Do I understand correctly that you ended up using 0.02" per pass and the pic illustrates cutting down to 0.2" max depth ? (so did it take 10 passes ? I wondered about a possible typo)
Anyway out of curiosity I checked what I said about ballpark feeds and speeds for V-bits in the ebook, which I had derived from various posts here on the forum, and all parameter ranges match what you ended up using, except DOC.
From my (limited) v-carving experience, while the feeds and speeds matter, the quality of the cutter, the nature of the wood, and surfacing the stock before cutting matter even more to get great results.
Some of the more “stringy” woods (like oak) can benefit from doing a “scoring” kind of pass with a thin flat endmill. So say 0.01" with a 1/16th or 2mm flat bit. you might need to do an “inside offset” shape in CC to not touch the part where the V will go (but at a steep angle it is likely ok)… flat endmills do better with stringy wood, and if the line at the surface is clean already, the V bit is less likely to make stringy artifacts.
Yes this won’t get into the small corners, but most of the visible stuff tends to be on “long straight lines” of text.
also for fun, you kind of only need the shallow DOC on the last pass or two, so you could a more aggressive pass that leaves 0.02" behind, followed by another pass that takes the last bit away (which by nature then is not so aggressive)
I recommend white oak versus red oak. White oak is far less “stringy”, harder and will retain sharp edges much better. The only thing red oak has going for it, besides being cheaper, is the warmth of color. But it’s also possible to find some white oak that is hard to distinguish, color-wise.

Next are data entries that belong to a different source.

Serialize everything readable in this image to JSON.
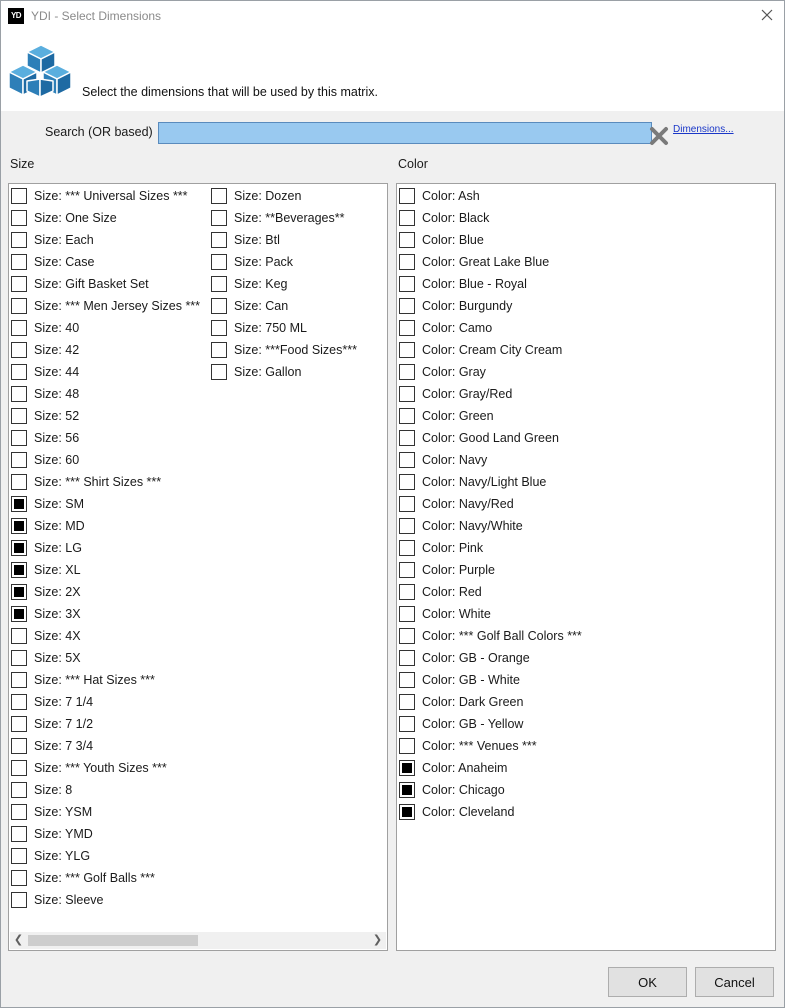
{
  "window": {
    "icon_text": "YD",
    "title": "YDI - Select Dimensions"
  },
  "header": {
    "message": "Select the dimensions that will be used by this matrix."
  },
  "search": {
    "label": "Search (OR based)",
    "value": "",
    "dimensions_link": "Dimensions..."
  },
  "size": {
    "label": "Size",
    "col1": [
      {
        "label": "Size: *** Universal Sizes ***",
        "checked": false
      },
      {
        "label": "Size: One Size",
        "checked": false
      },
      {
        "label": "Size: Each",
        "checked": false
      },
      {
        "label": "Size: Case",
        "checked": false
      },
      {
        "label": "Size: Gift Basket Set",
        "checked": false
      },
      {
        "label": "Size: *** Men Jersey Sizes ***",
        "checked": false
      },
      {
        "label": "Size: 40",
        "checked": false
      },
      {
        "label": "Size: 42",
        "checked": false
      },
      {
        "label": "Size: 44",
        "checked": false
      },
      {
        "label": "Size: 48",
        "checked": false
      },
      {
        "label": "Size: 52",
        "checked": false
      },
      {
        "label": "Size: 56",
        "checked": false
      },
      {
        "label": "Size: 60",
        "checked": false
      },
      {
        "label": "Size: *** Shirt Sizes ***",
        "checked": false
      },
      {
        "label": "Size: SM",
        "checked": true
      },
      {
        "label": "Size: MD",
        "checked": true
      },
      {
        "label": "Size: LG",
        "checked": true
      },
      {
        "label": "Size: XL",
        "checked": true
      },
      {
        "label": "Size: 2X",
        "checked": true
      },
      {
        "label": "Size: 3X",
        "checked": true
      },
      {
        "label": "Size: 4X",
        "checked": false
      },
      {
        "label": "Size: 5X",
        "checked": false
      },
      {
        "label": "Size: *** Hat Sizes ***",
        "checked": false
      },
      {
        "label": "Size: 7 1/4",
        "checked": false
      },
      {
        "label": "Size: 7 1/2",
        "checked": false
      },
      {
        "label": "Size: 7 3/4",
        "checked": false
      },
      {
        "label": "Size: *** Youth Sizes ***",
        "checked": false
      },
      {
        "label": "Size: 8",
        "checked": false
      },
      {
        "label": "Size: YSM",
        "checked": false
      },
      {
        "label": "Size: YMD",
        "checked": false
      },
      {
        "label": "Size: YLG",
        "checked": false
      },
      {
        "label": "Size: *** Golf Balls ***",
        "checked": false
      },
      {
        "label": "Size: Sleeve",
        "checked": false
      }
    ],
    "col2": [
      {
        "label": "Size: Dozen",
        "checked": false
      },
      {
        "label": "Size: **Beverages**",
        "checked": false
      },
      {
        "label": "Size: Btl",
        "checked": false
      },
      {
        "label": "Size: Pack",
        "checked": false
      },
      {
        "label": "Size: Keg",
        "checked": false
      },
      {
        "label": "Size: Can",
        "checked": false
      },
      {
        "label": "Size: 750 ML",
        "checked": false
      },
      {
        "label": "Size: ***Food Sizes***",
        "checked": false
      },
      {
        "label": "Size: Gallon",
        "checked": false
      }
    ]
  },
  "color": {
    "label": "Color",
    "items": [
      {
        "label": "Color: Ash",
        "checked": false
      },
      {
        "label": "Color: Black",
        "checked": false
      },
      {
        "label": "Color: Blue",
        "checked": false
      },
      {
        "label": "Color: Great Lake Blue",
        "checked": false
      },
      {
        "label": "Color: Blue - Royal",
        "checked": false
      },
      {
        "label": "Color: Burgundy",
        "checked": false
      },
      {
        "label": "Color: Camo",
        "checked": false
      },
      {
        "label": "Color: Cream City Cream",
        "checked": false
      },
      {
        "label": "Color: Gray",
        "checked": false
      },
      {
        "label": "Color: Gray/Red",
        "checked": false
      },
      {
        "label": "Color: Green",
        "checked": false
      },
      {
        "label": "Color: Good Land Green",
        "checked": false
      },
      {
        "label": "Color: Navy",
        "checked": false
      },
      {
        "label": "Color: Navy/Light Blue",
        "checked": false
      },
      {
        "label": "Color: Navy/Red",
        "checked": false
      },
      {
        "label": "Color: Navy/White",
        "checked": false
      },
      {
        "label": "Color: Pink",
        "checked": false
      },
      {
        "label": "Color: Purple",
        "checked": false
      },
      {
        "label": "Color: Red",
        "checked": false
      },
      {
        "label": "Color: White",
        "checked": false
      },
      {
        "label": "Color: *** Golf Ball Colors ***",
        "checked": false
      },
      {
        "label": "Color: GB - Orange",
        "checked": false
      },
      {
        "label": "Color: GB - White",
        "checked": false
      },
      {
        "label": "Color: Dark Green",
        "checked": false
      },
      {
        "label": "Color: GB - Yellow",
        "checked": false
      },
      {
        "label": "Color: *** Venues ***",
        "checked": false
      },
      {
        "label": "Color: Anaheim",
        "checked": true
      },
      {
        "label": "Color: Chicago",
        "checked": true
      },
      {
        "label": "Color: Cleveland",
        "checked": true
      }
    ]
  },
  "buttons": {
    "ok": "OK",
    "cancel": "Cancel"
  },
  "colors": {
    "search_bg": "#99c9f0",
    "link": "#1a37c8",
    "check_fill": "#000000"
  }
}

Be aware that while “white oak” is supposed to refer to “Quercus alba” (hope I’m spelling that correctly), it is not uncommon for things to be mis-identified. Other things that sometimes get called “white oak” have names like swamp oak and bastard oak, live oak, etc. Red oak is just as confusing if not worse as I think there are more that fall into that general type (no tylosees).